Por: Carmen Tavares*
A figura do pesquisador tem passado por uma transformação silenciosa e profunda. Longe da imagem clássica do cientista isolado em seu laboratório ou do acadêmico cercado de livros em uma biblioteca, o pesquisador contemporâneo é, cada vez mais, um profissional multidisciplinar, hiper conectado e tecnologicamente habilitado. Ele precisa dominar métodos, teorias e escrita científica, mas também precisa saber dialogar com dados em larga escala, inteligência artificial, ambientes colaborativos e redes globais de conhecimento.
No centro dessa transformação está uma questão simples, mas poderosa: o que significa ser um bom pesquisador hoje?
O bom pesquisador: entre a paixão e o método
Ser um bom pesquisador não é, essencialmente, sobre saber tudo — mas sim sobre saber perguntar. O ponto de partida da pesquisa não é o dado, nem o método, mas a curiosidade bem direcionada. Grandes investigações surgem de perguntas bem formuladas, baseadas em observações críticas e inquietações genuínas. Um bom pesquisador é, antes de tudo, alguém que cultiva o espanto diante do mundo, mas que é capaz de organizar esse espanto em um caminho metodológico confiável.
Isso exige mais do que inteligência: exige disciplina, resiliência, espírito crítico e compromisso ético. Saber lidar com a frustração dos dados que não confirmam a hipótese, ou com a revisão rigorosa de pares, é tão importante quanto a criatividade na hora de conceber um experimento ou analisar um fenômeno. A excelência na pesquisa está na junção entre método e sensibilidade investigativa.
Contudo, no século XXI, essa excelência passa por um novo ingrediente: o domínio da tecnologia como ferramenta epistemológica e operacional.
A tecnologia como Co pesquisadora
A tecnologia deixou de ser apenas um suporte logístico para se tornar uma verdadeira parceira no fazer científico. As ferramentas mais avançadas estão ampliando as capacidades humanas de analisar, visualizar, comunicar e até gerar conhecimento. Mas para compreender seu impacto real, é preciso ir além dos exemplos mais comuns como Mendeley, Google Scholar ou formulários digitais. O pesquisador contemporâneo pode — e deve — explorar tecnologias de ponta que estão redesenhando os contornos da própria investigação.

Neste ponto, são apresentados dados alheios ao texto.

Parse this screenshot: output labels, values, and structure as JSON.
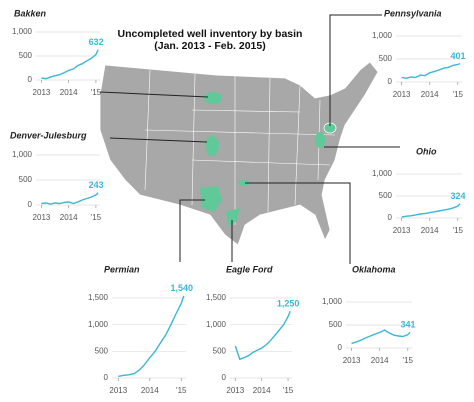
{
  "title": "Uncompleted well inventory by basin",
  "subtitle": "(Jan. 2013 - Feb. 2015)",
  "chart_data": [
    {
      "type": "line",
      "title": "Bakken",
      "color": "#3bb7d6",
      "grid": true,
      "x": [
        2013,
        2013.17,
        2013.33,
        2013.5,
        2013.67,
        2013.83,
        2014,
        2014.17,
        2014.33,
        2014.5,
        2014.67,
        2014.83,
        2015,
        2015.08
      ],
      "values": [
        40,
        30,
        60,
        90,
        110,
        150,
        200,
        230,
        300,
        340,
        400,
        450,
        530,
        632
      ],
      "xlim": [
        2012.8,
        2015.15
      ],
      "xticks": [
        2013,
        2014,
        {
          "value": 2015,
          "label": "'15"
        }
      ],
      "ylim": [
        0,
        1000
      ],
      "yticks": [
        0,
        500,
        {
          "value": 1000,
          "label": "1,000"
        }
      ]
    },
    {
      "type": "line",
      "title": "Denver-Julesburg",
      "color": "#3bb7d6",
      "grid": true,
      "x": [
        2013,
        2013.17,
        2013.33,
        2013.5,
        2013.67,
        2013.83,
        2014,
        2014.17,
        2014.33,
        2014.5,
        2014.67,
        2014.83,
        2015,
        2015.08
      ],
      "values": [
        30,
        40,
        20,
        40,
        30,
        50,
        60,
        30,
        60,
        100,
        130,
        160,
        200,
        243
      ],
      "xlim": [
        2012.8,
        2015.15
      ],
      "xticks": [
        2013,
        2014,
        {
          "value": 2015,
          "label": "'15"
        }
      ],
      "ylim": [
        0,
        1000
      ],
      "yticks": [
        0,
        500,
        {
          "value": 1000,
          "label": "1,000"
        }
      ]
    },
    {
      "type": "line",
      "title": "Permian",
      "color": "#3bb7d6",
      "grid": true,
      "x": [
        2013,
        2013.17,
        2013.33,
        2013.5,
        2013.67,
        2013.83,
        2014,
        2014.17,
        2014.33,
        2014.5,
        2014.67,
        2014.83,
        2015,
        2015.08
      ],
      "values": [
        30,
        50,
        60,
        80,
        150,
        250,
        380,
        500,
        650,
        800,
        1000,
        1200,
        1400,
        1540
      ],
      "value_labels": [
        null,
        null,
        null,
        null,
        null,
        null,
        null,
        null,
        null,
        null,
        null,
        null,
        null,
        "1,540"
      ],
      "xlim": [
        2012.8,
        2015.15
      ],
      "xticks": [
        2013,
        2014,
        {
          "value": 2015,
          "label": "'15"
        }
      ],
      "ylim": [
        0,
        1500
      ],
      "yticks": [
        0,
        500,
        {
          "value": 1000,
          "label": "1,000"
        },
        {
          "value": 1500,
          "label": "1,500"
        }
      ]
    },
    {
      "type": "line",
      "title": "Eagle Ford",
      "color": "#3bb7d6",
      "grid": true,
      "x": [
        2013,
        2013.17,
        2013.33,
        2013.5,
        2013.67,
        2013.83,
        2014,
        2014.17,
        2014.33,
        2014.5,
        2014.67,
        2014.83,
        2015,
        2015.08
      ],
      "values": [
        600,
        350,
        380,
        420,
        480,
        520,
        560,
        620,
        700,
        800,
        900,
        1000,
        1150,
        1250
      ],
      "value_labels": [
        null,
        null,
        null,
        null,
        null,
        null,
        null,
        null,
        null,
        null,
        null,
        null,
        null,
        "1,250"
      ],
      "xlim": [
        2012.8,
        2015.15
      ],
      "xticks": [
        2013,
        2014,
        {
          "value": 2015,
          "label": "'15"
        }
      ],
      "ylim": [
        0,
        1500
      ],
      "yticks": [
        0,
        500,
        {
          "value": 1000,
          "label": "1,000"
        },
        {
          "value": 1500,
          "label": "1,500"
        }
      ]
    },
    {
      "type": "line",
      "title": "Oklahoma",
      "color": "#3bb7d6",
      "grid": true,
      "x": [
        2013,
        2013.17,
        2013.33,
        2013.5,
        2013.67,
        2013.83,
        2014,
        2014.17,
        2014.33,
        2014.5,
        2014.67,
        2014.83,
        2015,
        2015.08
      ],
      "values": [
        100,
        130,
        170,
        220,
        260,
        300,
        340,
        390,
        330,
        280,
        260,
        250,
        290,
        341
      ],
      "xlim": [
        2012.8,
        2015.15
      ],
      "xticks": [
        2013,
        2014,
        {
          "value": 2015,
          "label": "'15"
        }
      ],
      "ylim": [
        0,
        1000
      ],
      "yticks": [
        0,
        500,
        {
          "value": 1000,
          "label": "1,000"
        }
      ]
    },
    {
      "type": "line",
      "title": "Pennsylvania",
      "color": "#3bb7d6",
      "grid": true,
      "x": [
        2013,
        2013.17,
        2013.33,
        2013.5,
        2013.67,
        2013.83,
        2014,
        2014.17,
        2014.33,
        2014.5,
        2014.67,
        2014.83,
        2015,
        2015.08
      ],
      "values": [
        100,
        80,
        110,
        100,
        150,
        140,
        200,
        230,
        260,
        300,
        320,
        360,
        380,
        401
      ],
      "xlim": [
        2012.8,
        2015.15
      ],
      "xticks": [
        2013,
        2014,
        {
          "value": 2015,
          "label": "'15"
        }
      ],
      "ylim": [
        0,
        1000
      ],
      "yticks": [
        0,
        500,
        {
          "value": 1000,
          "label": "1,000"
        }
      ]
    },
    {
      "type": "line",
      "title": "Ohio",
      "color": "#3bb7d6",
      "grid": true,
      "x": [
        2013,
        2013.17,
        2013.33,
        2013.5,
        2013.67,
        2013.83,
        2014,
        2014.17,
        2014.33,
        2014.5,
        2014.67,
        2014.83,
        2015,
        2015.08
      ],
      "values": [
        20,
        40,
        50,
        70,
        90,
        100,
        120,
        140,
        160,
        180,
        200,
        230,
        270,
        324
      ],
      "xlim": [
        2012.8,
        2015.15
      ],
      "xticks": [
        2013,
        2014,
        {
          "value": 2015,
          "label": "'15"
        }
      ],
      "ylim": [
        0,
        1000
      ],
      "yticks": [
        0,
        500,
        {
          "value": 1000,
          "label": "1,000"
        }
      ]
    }
  ]
}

1. IA Generativa como ferramenta de síntese e prototipagem de ideias
Modelos de linguagem avançados como GPT-4 (OpenAI), Claude (Anthropic), Gemini (Google DeepMind) e LLaMA
(Meta) não servem apenas para revisar textos ou sugerir sinônimos. Eles são capazes de atuar como Co pesquisadores conceituais. É possível, por exemplo, pedir que a IA gere mapas conceituais com base em centenas de artigos, identifique lacunas em determinada área ou proponha experimentos com base em parâmetros definidos pelo pesquisador.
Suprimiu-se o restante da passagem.